Live sports tickets are totally out of control at the highest levels, but that doesn't matter because for every mom and pop that get squeezed out, there's some law firm or corporate group willing to step in those seats. The Lakers can charge $10K for a courtside seat, although that's a far out example being as they have an abnormally high number of extremely dumb rich people to draw from in Hollywood. And at this point TV is radically more important to sports at almost all levels. Hell, the Canadian Football League just did a new deal this offseason that doubled their TV revenue in Canada that puts them in a spot where team's operating expenses are almost entirely covered by TV money and everything else is gravy.
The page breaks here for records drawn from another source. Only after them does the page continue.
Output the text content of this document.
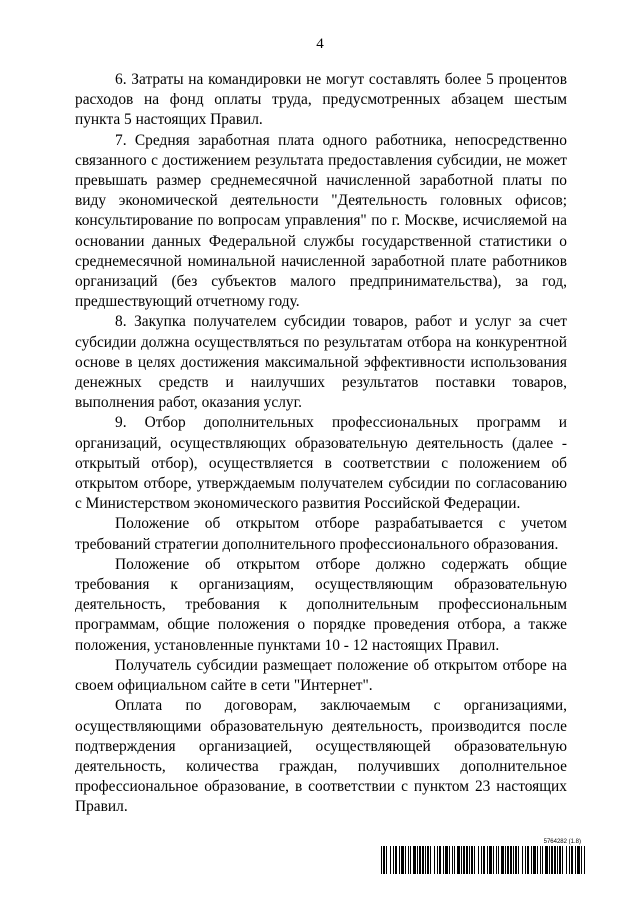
4

6. Затраты на командировки не могут составлять более 5 процентов расходов на фонд оплаты труда, предусмотренных абзацем шестым пункта 5 настоящих Правил.

7. Средняя заработная плата одного работника, непосредственно связанного с достижением результата предоставления субсидии, не может превышать размер среднемесячной начисленной заработной платы по виду экономической деятельности "Деятельность головных офисов; консультирование по вопросам управления" по г. Москве, исчисляемой на основании данных Федеральной службы государственной статистики о среднемесячной номинальной начисленной заработной плате работников организаций (без субъектов малого предпринимательства), за год, предшествующий отчетному году.

8. Закупка получателем субсидии товаров, работ и услуг за счет субсидии должна осуществляться по результатам отбора на конкурентной основе в целях достижения максимальной эффективности использования денежных средств и наилучших результатов поставки товаров, выполнения работ, оказания услуг.

9. Отбор дополнительных профессиональных программ и организаций, осуществляющих образовательную деятельность (далее - открытый отбор), осуществляется в соответствии с положением об открытом отборе, утверждаемым получателем субсидии по согласованию с Министерством экономического развития Российской Федерации.

Положение об открытом отборе разрабатывается с учетом требований стратегии дополнительного профессионального образования.

Положение об открытом отборе должно содержать общие требования к организациям, осуществляющим образовательную деятельность, требования к дополнительным профессиональным программам, общие положения о порядке проведения отбора, а также положения, установленные пунктами 10 - 12 настоящих Правил.

Получатель субсидии размещает положение об открытом отборе на своем официальном сайте в сети "Интернет".

Оплата по договорам, заключаемым с организациями, осуществляющими образовательную деятельность, производится после подтверждения организацией, осуществляющей образовательную деятельность, количества граждан, получивших дополнительное профессиональное образование, в соответствии с пунктом 23 настоящих Правил.

5764282 (1.8)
That's a clear B-league, albiet a very entertaining one, that is just capitalizing on its power in its only real market. NFL teams are doing the same on a much, much larger scale. Baseball is also trying hard to become a power unto itself, though it seems to have a big disparity between the Yankees and Dodgers of the world vs. the Pittburgh Pirates and it seems to be the sport with the most teams in business for themselves instead of the league taking an all-for-one approach, but we can't say it isn't working.